Trainable kernels in Jax

December 9, 2024

It is not difficult to write up a kernel \(k_{\theta}(x,y)\) in Jax and there are many ways to do so. Here I’ll offer my method, which is to just maintain a class module with self-contained trainable parameters, just as one might write a custom neural network layer. Therefore, we don’t have to carry around parameters elsewhere, and if we want to keep them fixed, we can.
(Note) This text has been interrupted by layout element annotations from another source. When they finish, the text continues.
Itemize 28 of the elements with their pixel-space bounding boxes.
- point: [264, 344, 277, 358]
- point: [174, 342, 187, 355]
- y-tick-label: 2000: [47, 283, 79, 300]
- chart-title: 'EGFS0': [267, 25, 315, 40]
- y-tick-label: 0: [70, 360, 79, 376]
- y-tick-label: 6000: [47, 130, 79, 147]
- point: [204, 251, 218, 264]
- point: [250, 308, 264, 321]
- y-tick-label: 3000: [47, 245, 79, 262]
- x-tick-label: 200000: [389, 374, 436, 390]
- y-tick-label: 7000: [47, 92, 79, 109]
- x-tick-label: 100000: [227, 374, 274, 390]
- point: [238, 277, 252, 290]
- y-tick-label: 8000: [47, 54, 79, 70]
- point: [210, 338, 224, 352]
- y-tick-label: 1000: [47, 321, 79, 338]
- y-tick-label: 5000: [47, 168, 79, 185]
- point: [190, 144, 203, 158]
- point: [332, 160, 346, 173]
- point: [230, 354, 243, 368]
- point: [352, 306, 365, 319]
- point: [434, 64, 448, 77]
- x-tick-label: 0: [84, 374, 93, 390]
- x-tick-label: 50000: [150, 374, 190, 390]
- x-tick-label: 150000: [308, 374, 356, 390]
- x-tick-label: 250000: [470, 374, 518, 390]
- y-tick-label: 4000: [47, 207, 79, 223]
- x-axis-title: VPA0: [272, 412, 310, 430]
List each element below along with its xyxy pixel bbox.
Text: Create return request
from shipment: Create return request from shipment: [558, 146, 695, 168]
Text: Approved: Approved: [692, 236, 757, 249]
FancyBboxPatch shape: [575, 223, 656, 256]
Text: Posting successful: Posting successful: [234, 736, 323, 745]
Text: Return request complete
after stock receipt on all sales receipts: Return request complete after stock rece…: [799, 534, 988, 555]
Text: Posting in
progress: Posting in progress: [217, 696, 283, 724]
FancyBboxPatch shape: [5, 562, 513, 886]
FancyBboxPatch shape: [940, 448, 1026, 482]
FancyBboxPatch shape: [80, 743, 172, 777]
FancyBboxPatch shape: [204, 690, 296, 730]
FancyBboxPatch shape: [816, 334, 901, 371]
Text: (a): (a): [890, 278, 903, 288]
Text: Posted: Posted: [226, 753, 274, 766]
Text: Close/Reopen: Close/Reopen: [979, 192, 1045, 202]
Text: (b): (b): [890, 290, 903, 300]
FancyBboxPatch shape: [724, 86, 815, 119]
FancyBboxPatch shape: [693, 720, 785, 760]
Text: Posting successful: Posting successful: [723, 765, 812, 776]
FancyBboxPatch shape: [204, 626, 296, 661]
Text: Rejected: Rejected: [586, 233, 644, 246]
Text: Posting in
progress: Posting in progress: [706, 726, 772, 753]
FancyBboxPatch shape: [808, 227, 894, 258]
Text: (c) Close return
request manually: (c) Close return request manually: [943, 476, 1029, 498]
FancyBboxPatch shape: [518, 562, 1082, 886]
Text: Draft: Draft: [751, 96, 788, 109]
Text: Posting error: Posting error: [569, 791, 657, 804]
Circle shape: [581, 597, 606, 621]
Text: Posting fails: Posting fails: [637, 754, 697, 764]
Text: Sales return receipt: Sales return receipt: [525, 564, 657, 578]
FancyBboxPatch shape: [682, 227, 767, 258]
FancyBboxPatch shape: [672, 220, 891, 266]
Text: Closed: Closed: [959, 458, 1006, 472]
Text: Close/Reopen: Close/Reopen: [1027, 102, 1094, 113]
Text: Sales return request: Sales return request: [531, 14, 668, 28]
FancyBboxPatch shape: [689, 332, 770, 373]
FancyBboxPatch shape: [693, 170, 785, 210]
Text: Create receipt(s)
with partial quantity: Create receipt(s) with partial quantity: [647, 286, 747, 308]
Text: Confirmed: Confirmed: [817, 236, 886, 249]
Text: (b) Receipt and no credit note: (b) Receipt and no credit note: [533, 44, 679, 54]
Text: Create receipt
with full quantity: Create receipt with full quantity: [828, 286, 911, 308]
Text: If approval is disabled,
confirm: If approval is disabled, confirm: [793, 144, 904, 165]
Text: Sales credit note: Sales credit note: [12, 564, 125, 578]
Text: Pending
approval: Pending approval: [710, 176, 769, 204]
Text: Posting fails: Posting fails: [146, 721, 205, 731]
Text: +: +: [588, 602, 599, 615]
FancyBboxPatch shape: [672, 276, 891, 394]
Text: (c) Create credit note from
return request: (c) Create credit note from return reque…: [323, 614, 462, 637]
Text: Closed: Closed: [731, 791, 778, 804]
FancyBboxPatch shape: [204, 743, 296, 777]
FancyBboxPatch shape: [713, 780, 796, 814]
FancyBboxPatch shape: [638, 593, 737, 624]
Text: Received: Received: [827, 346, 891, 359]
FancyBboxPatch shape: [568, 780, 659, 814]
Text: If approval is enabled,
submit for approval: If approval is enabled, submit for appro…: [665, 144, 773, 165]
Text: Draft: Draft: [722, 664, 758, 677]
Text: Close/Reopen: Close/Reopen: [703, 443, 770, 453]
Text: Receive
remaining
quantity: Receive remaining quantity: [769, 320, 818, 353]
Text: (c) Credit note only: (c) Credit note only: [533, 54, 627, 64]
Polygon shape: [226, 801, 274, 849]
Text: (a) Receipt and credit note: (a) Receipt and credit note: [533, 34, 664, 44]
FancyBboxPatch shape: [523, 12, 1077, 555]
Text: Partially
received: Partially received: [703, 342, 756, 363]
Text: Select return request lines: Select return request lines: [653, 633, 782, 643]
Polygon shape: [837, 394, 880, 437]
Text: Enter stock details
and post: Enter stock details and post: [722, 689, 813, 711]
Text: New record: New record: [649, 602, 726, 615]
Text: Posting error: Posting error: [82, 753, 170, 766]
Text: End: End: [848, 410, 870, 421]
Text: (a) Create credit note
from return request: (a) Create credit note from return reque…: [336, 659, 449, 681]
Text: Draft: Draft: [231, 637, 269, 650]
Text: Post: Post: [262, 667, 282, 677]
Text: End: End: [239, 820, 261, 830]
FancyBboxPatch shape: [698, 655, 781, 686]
Likely you’d want a kernel utility which evaluates the kernel given two locations of the same n-dimensions, which evaluates the kernel for all pairs of such points for two vectors (making a kernel/Gram matrix), and which evaluates the gradient of the kernel w.r.t. \(x\) or \(y\).

Here is a Squared Exponential / Gaussian kernel class in (my favorite Jax ML library) Equinox, which does all of these things.
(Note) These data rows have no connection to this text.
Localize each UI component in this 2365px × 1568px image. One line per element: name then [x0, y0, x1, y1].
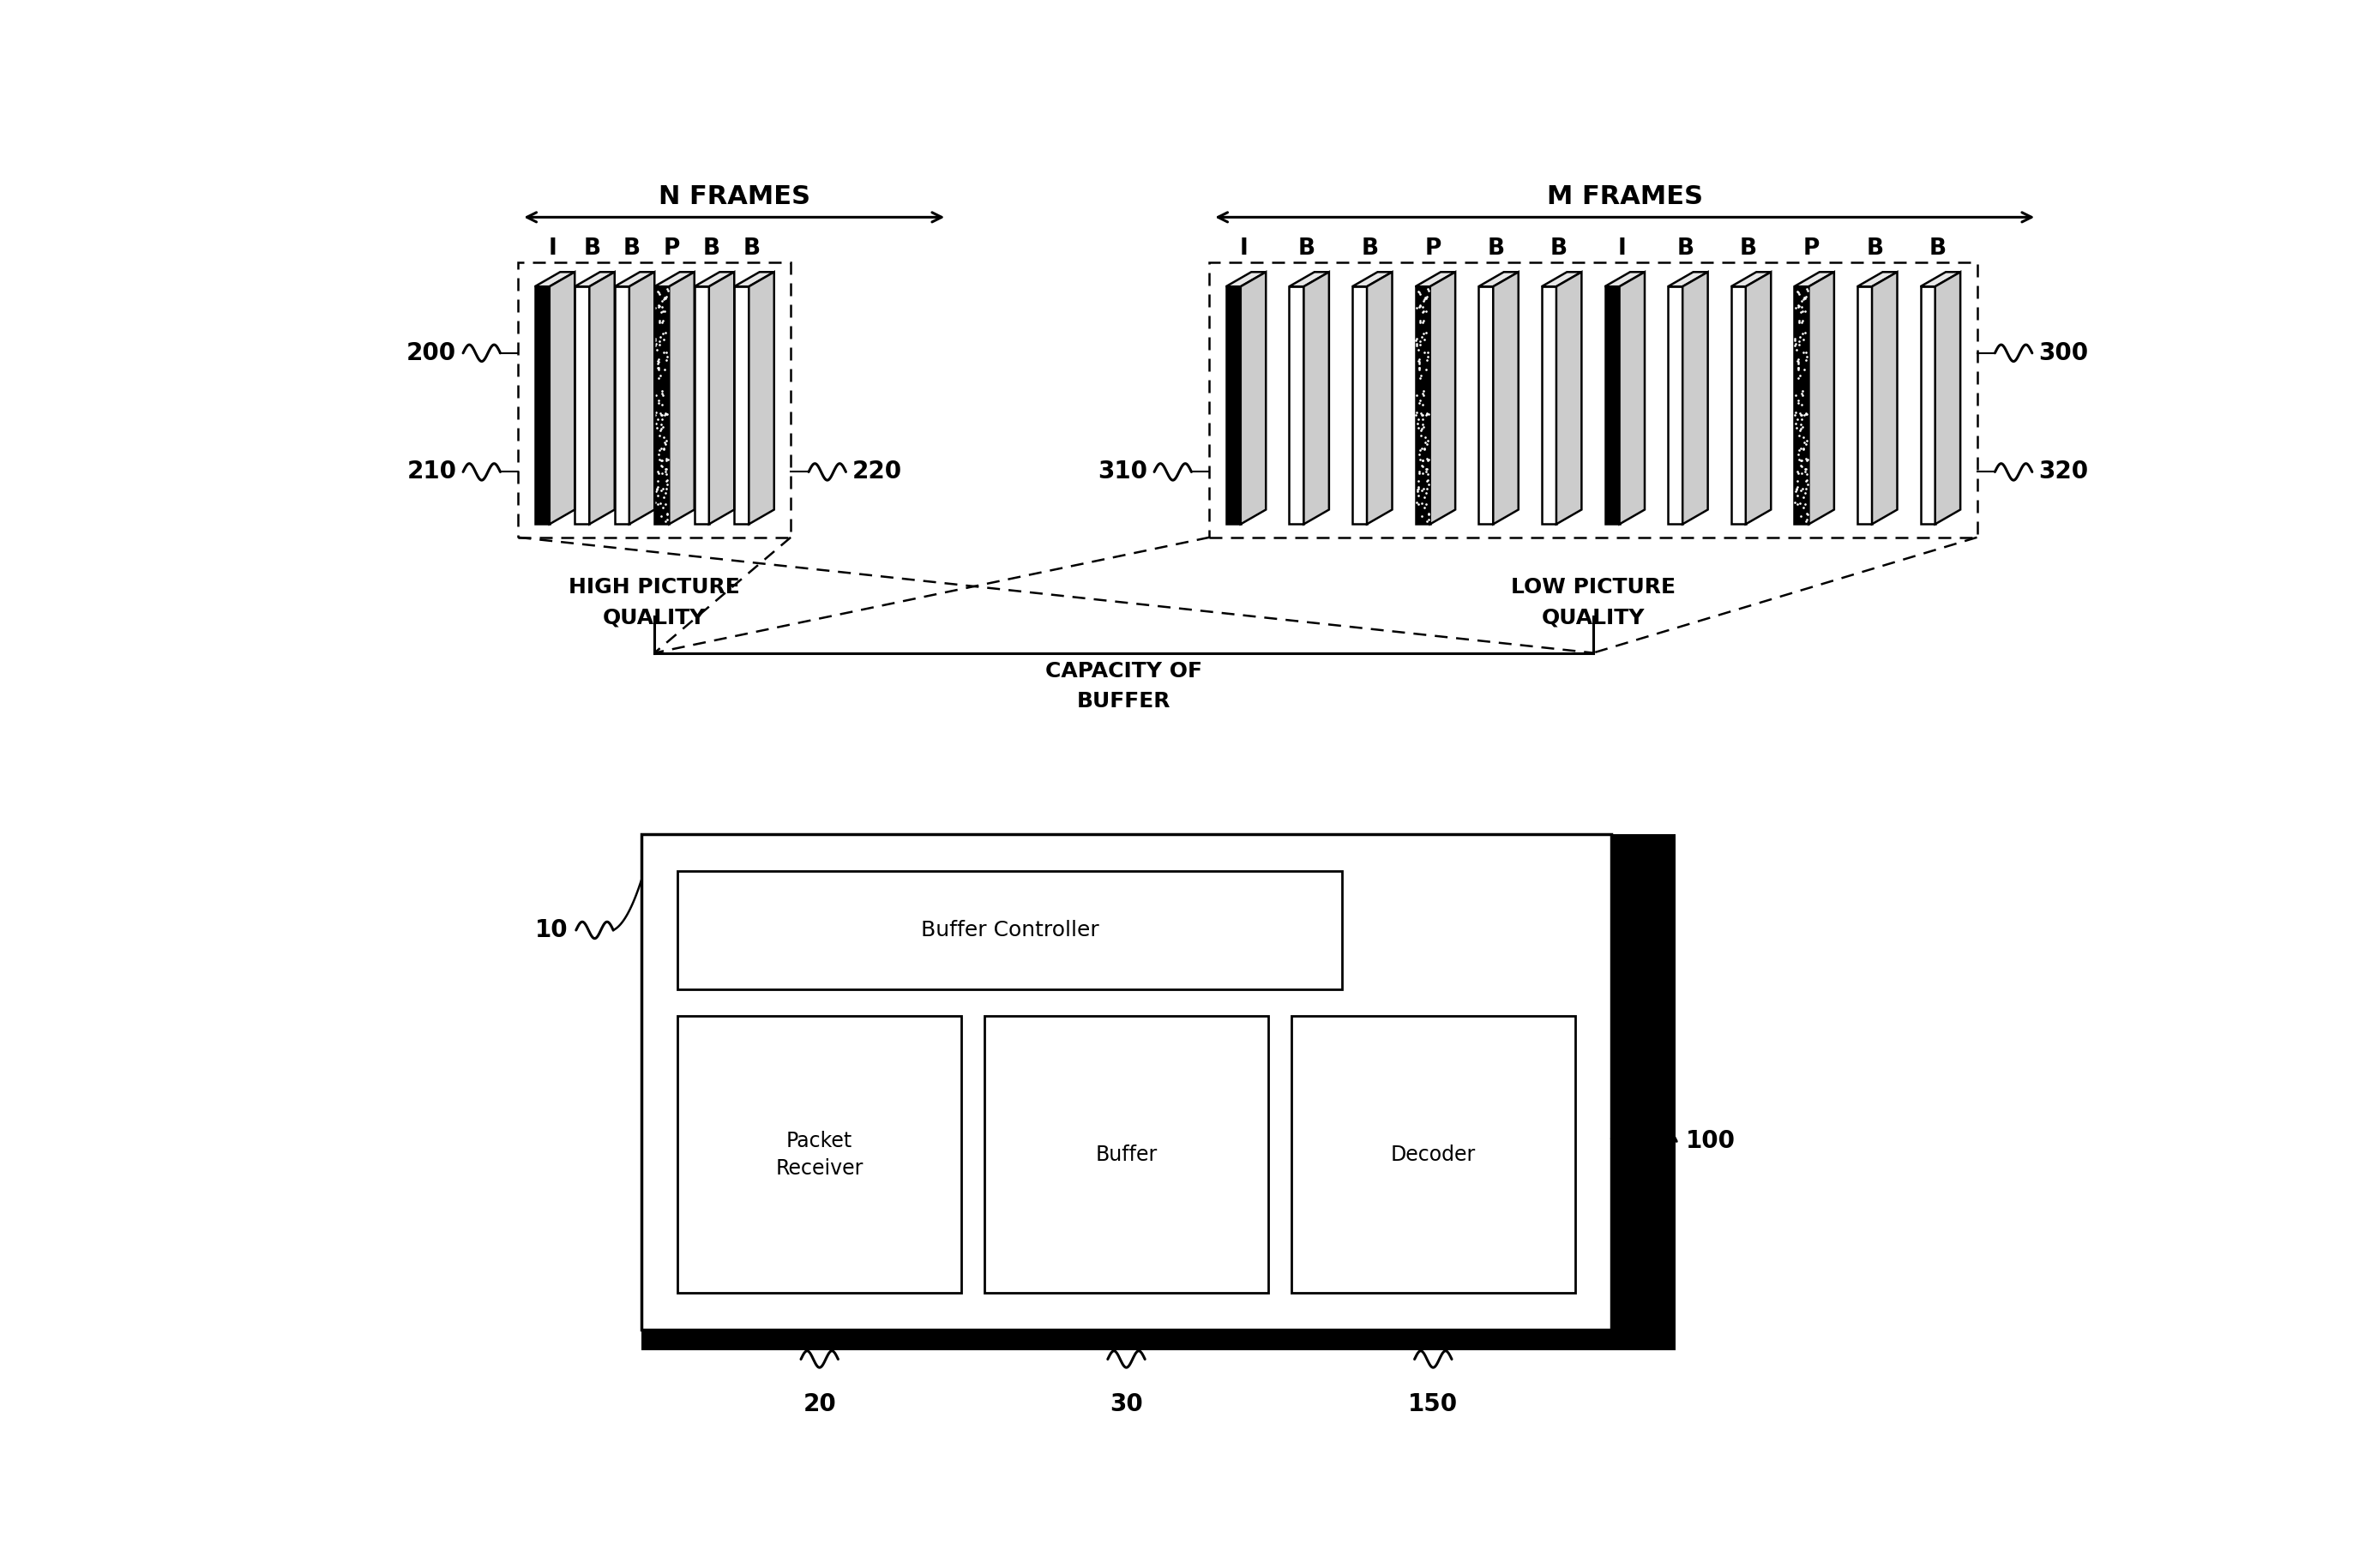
- Text: Buffer: Buffer: [1095, 1145, 1156, 1165]
- Bar: [984, 1016, 1268, 1294]
- Polygon shape: [1289, 271, 1329, 287]
- Text: B: B: [624, 238, 641, 260]
- Polygon shape: [1542, 287, 1556, 524]
- Polygon shape: [615, 271, 655, 287]
- Polygon shape: [695, 271, 733, 287]
- Polygon shape: [1809, 271, 1835, 524]
- Polygon shape: [655, 271, 695, 287]
- Text: 30: 30: [1109, 1392, 1142, 1416]
- Text: B: B: [1551, 238, 1568, 260]
- Polygon shape: [575, 271, 615, 287]
- Text: I: I: [1618, 238, 1627, 260]
- Polygon shape: [1414, 271, 1454, 287]
- Polygon shape: [1225, 287, 1242, 524]
- Text: 10: 10: [534, 919, 568, 942]
- Polygon shape: [1478, 271, 1518, 287]
- Polygon shape: [1414, 287, 1431, 524]
- Polygon shape: [1682, 271, 1708, 524]
- Polygon shape: [1606, 271, 1644, 287]
- Text: 300: 300: [2039, 342, 2088, 365]
- Text: B: B: [1298, 238, 1315, 260]
- Polygon shape: [1242, 271, 1265, 524]
- Text: B: B: [1362, 238, 1379, 260]
- Polygon shape: [1731, 287, 1745, 524]
- Text: 210: 210: [407, 459, 456, 485]
- Polygon shape: [534, 287, 549, 524]
- Polygon shape: [733, 287, 750, 524]
- Text: B: B: [584, 238, 601, 260]
- Polygon shape: [1367, 271, 1393, 524]
- Text: CAPACITY OF
BUFFER: CAPACITY OF BUFFER: [1045, 660, 1201, 712]
- Polygon shape: [655, 287, 669, 524]
- Polygon shape: [1745, 271, 1771, 524]
- Text: Packet
Receiver: Packet Receiver: [776, 1131, 863, 1179]
- Text: I: I: [1239, 238, 1249, 260]
- Polygon shape: [1289, 287, 1303, 524]
- Text: B: B: [1866, 238, 1883, 260]
- Polygon shape: [1556, 271, 1582, 524]
- Text: Decoder: Decoder: [1391, 1145, 1476, 1165]
- Polygon shape: [589, 271, 615, 524]
- Polygon shape: [1857, 271, 1897, 287]
- Polygon shape: [629, 271, 655, 524]
- Text: 20: 20: [802, 1392, 837, 1416]
- Polygon shape: [695, 287, 710, 524]
- Text: 100: 100: [1686, 1129, 1736, 1154]
- Text: 200: 200: [407, 342, 456, 365]
- Polygon shape: [1935, 271, 1961, 524]
- Polygon shape: [1542, 271, 1582, 287]
- Polygon shape: [1620, 271, 1644, 524]
- Polygon shape: [1873, 271, 1897, 524]
- Polygon shape: [1731, 271, 1771, 287]
- Bar: [679, 1016, 960, 1294]
- Bar: [641, 834, 1611, 1330]
- Polygon shape: [534, 271, 575, 287]
- Text: B: B: [1488, 238, 1504, 260]
- Polygon shape: [750, 271, 773, 524]
- Polygon shape: [1225, 271, 1265, 287]
- Polygon shape: [1431, 271, 1454, 524]
- Text: B: B: [702, 238, 721, 260]
- Text: B: B: [1741, 238, 1757, 260]
- Text: 320: 320: [2039, 459, 2088, 485]
- Text: HIGH PICTURE
QUALITY: HIGH PICTURE QUALITY: [570, 577, 740, 627]
- Polygon shape: [710, 271, 733, 524]
- Text: P: P: [1804, 238, 1821, 260]
- Polygon shape: [1353, 287, 1367, 524]
- Polygon shape: [669, 271, 695, 524]
- Polygon shape: [1857, 287, 1873, 524]
- Polygon shape: [1303, 271, 1329, 524]
- Polygon shape: [1795, 271, 1835, 287]
- Polygon shape: [1795, 287, 1809, 524]
- Bar: [1611, 834, 1674, 1350]
- Text: B: B: [1930, 238, 1946, 260]
- Polygon shape: [1667, 271, 1708, 287]
- Polygon shape: [1920, 287, 1935, 524]
- Text: 150: 150: [1407, 1392, 1459, 1416]
- Bar: [1291, 1016, 1575, 1294]
- Text: LOW PICTURE
QUALITY: LOW PICTURE QUALITY: [1511, 577, 1674, 627]
- Polygon shape: [733, 271, 773, 287]
- Polygon shape: [1492, 271, 1518, 524]
- Polygon shape: [615, 287, 629, 524]
- Bar: [641, 1330, 1674, 1350]
- Text: B: B: [1677, 238, 1693, 260]
- Bar: [679, 870, 1343, 989]
- Text: 310: 310: [1097, 459, 1147, 485]
- Text: 220: 220: [851, 459, 903, 485]
- Text: P: P: [1424, 238, 1440, 260]
- Polygon shape: [575, 287, 589, 524]
- Polygon shape: [549, 271, 575, 524]
- Polygon shape: [1478, 287, 1492, 524]
- Text: N FRAMES: N FRAMES: [657, 185, 811, 209]
- Text: P: P: [665, 238, 681, 260]
- Text: Buffer Controller: Buffer Controller: [920, 920, 1100, 941]
- Polygon shape: [1606, 287, 1620, 524]
- Polygon shape: [1667, 287, 1682, 524]
- Text: I: I: [549, 238, 556, 260]
- Text: B: B: [743, 238, 759, 260]
- Polygon shape: [1353, 271, 1393, 287]
- Polygon shape: [1920, 271, 1961, 287]
- Text: M FRAMES: M FRAMES: [1547, 185, 1703, 209]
class Gaussian(eqx.Module):
    scale: jax.Array
    
    def __init__(self, *, key):
        key,_ = jr.split(key)
        self.scale = jr.uniform(key,minval=-3.,maxval=0.0)

    def eval(self, x, y):
            scale = jax.nn.softplus(self.scale)
            return jnp.exp(-(x-y)@(x-y) / scale)
    
    def __call__(self, x, y):
        if x.ndim == 1 or y.ndim == 1:
            ndims = 1
        else:
            ndims = x.shape[-1]
        X,Y = x.reshape(-1, ndims), y.reshape(-1, ndims)
        k_xy = jax.vmap(jax.vmap(self.eval, (0, None)), (None, 0))(Y,X)
        return k_xy

    def grad(self, x,y):
        if x.ndim == 1 or y.ndim == 1:
            ndims = 1
        else:
            ndims = x.shape[-1]
        X,Y = x.reshape(-1, ndims), y.reshape(-1, ndims)
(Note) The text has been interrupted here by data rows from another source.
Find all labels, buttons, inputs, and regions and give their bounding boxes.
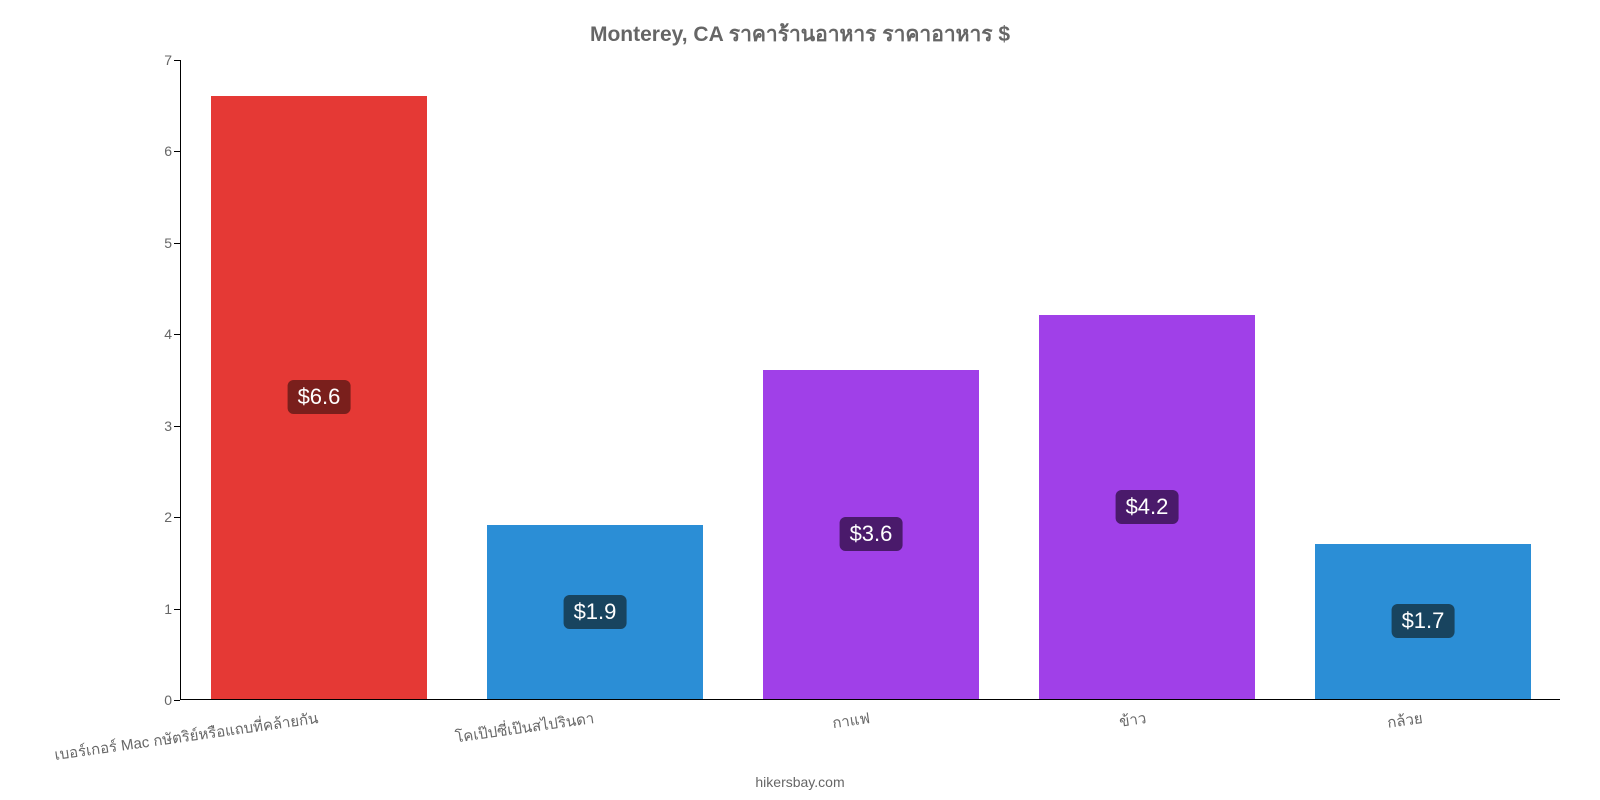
y-tick-mark xyxy=(174,151,180,152)
bar: $1.9 xyxy=(487,525,702,699)
y-tick-label: 2 xyxy=(140,509,172,525)
y-tick-label: 6 xyxy=(140,143,172,159)
bar-value-badge: $6.6 xyxy=(288,380,351,414)
chart-title: Monterey, CA ราคาร้านอาหาร ราคาอาหาร $ xyxy=(0,18,1600,51)
y-tick-label: 5 xyxy=(140,235,172,251)
price-bar-chart: Monterey, CA ราคาร้านอาหาร ราคาอาหาร $ $… xyxy=(0,0,1600,800)
y-tick-mark xyxy=(174,60,180,61)
y-tick-mark xyxy=(174,517,180,518)
y-tick-label: 7 xyxy=(140,52,172,68)
plot-area: $6.6 $1.9 $3.6 $4.2 $1.7 xyxy=(180,60,1560,700)
x-category-label: เบอร์เกอร์ Mac กษัตริย์หรือแถบที่คล้ายกั… xyxy=(53,706,320,767)
y-tick-mark xyxy=(174,700,180,701)
bar-value-badge: $3.6 xyxy=(840,517,903,551)
x-category-label: ข้าว xyxy=(1117,706,1147,734)
y-tick-label: 0 xyxy=(140,692,172,708)
y-tick-label: 1 xyxy=(140,601,172,617)
y-tick-mark xyxy=(174,609,180,610)
x-category-label: กาแฟ xyxy=(831,706,872,735)
x-category-label: โคเป๊ปซี่เป๊นสไปรินดา xyxy=(454,706,596,749)
y-tick-label: 3 xyxy=(140,418,172,434)
bar: $1.7 xyxy=(1315,544,1530,699)
attribution-text: hikersbay.com xyxy=(0,774,1600,790)
y-tick-mark xyxy=(174,426,180,427)
bar: $4.2 xyxy=(1039,315,1254,699)
bar: $3.6 xyxy=(763,370,978,699)
y-tick-label: 4 xyxy=(140,326,172,342)
bar-value-badge: $1.7 xyxy=(1392,604,1455,638)
bar: $6.6 xyxy=(211,96,426,699)
x-category-label: กล้วย xyxy=(1385,706,1423,735)
bar-value-badge: $4.2 xyxy=(1116,490,1179,524)
bar-value-badge: $1.9 xyxy=(564,595,627,629)
y-tick-mark xyxy=(174,334,180,335)
y-tick-mark xyxy=(174,243,180,244)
        def grad_wrt_y(x, y):
            return jax.grad(self.eval, argnums=1)(x, y,).squeeze()
        k_xy = jax.vmap(jax.vmap(grad_wrt_y, (0, None)), (None, 0))(Y,X)
        return k_xy

Picking this apart, we’re initializing Gaussian’s scale parameter by sampling a uniform distribution (line 6), which is in the negative range because we softplus transform it before use to ensure positivity (remove this if you so desire). By default any float or jax array in equinox is trainable if its assigned as a class variable, whereas an int or something would not be.

The eval function evaluates the kernel for a pair of coordinates x and y. Their shapes should be (ndims,), and the output shape should be (,). The call function uses a nifty double vmap to make a kernel matrix for two vectors x and y. A given row would be the kernel evaluations of a given index into x and all the y values. If x and y are (n_points,) then the spatial dimension is assumed to be 1. Otherwise they should be of the shape (n_points, n_dims).

class WendlandC4Kernel(nnx.Module):
    def __init__(self, *, rngs: nnx.Rngs):
        key = rngs.params()
        self.scale = nnx.Param(inverse_softplus_perturbed_ones(key, (1,)))

    def eval(self, x, y):
        scale = nnx.softplus(self.scale.value)
        r = jnp.sqrt((x - y) @ (x - y).T) / scale
        return jnp.where(r < 1, ((1 - r) ** 6) * (3 + 18 * r + 35 * r**2), 0)

    def __call__(self, x, y):
        if x.ndim == 1 or y.ndim == 1:
            ndims = 1
        else:
            ndims = x.shape[-1]
        X, Y = x.reshape(-1, ndims), y.reshape(-1, ndims)
        k_xy = jax.vmap(jax.vmap(self.eval, (0, None)), (None, 0))(Y, X)
        k_xy = k_xy.squeeze()
        return k_xy
    def grad(self, x,y):
        if x.ndim == 1 or y.ndim == 1:
            ndims = 1
        else:
            ndims = x.shape[-1]
        X,Y = x.reshape(-1, ndims), y.reshape(-1, ndims)

        def grad_wrt_y(x, y):
            return jax.grad(self.eval, argnums=1)(x, y,).squeeze()
        k_xy = jax.vmap(jax.vmap(grad_wrt_y, (0, None)), (None, 0))(Y,X)
        return k_xy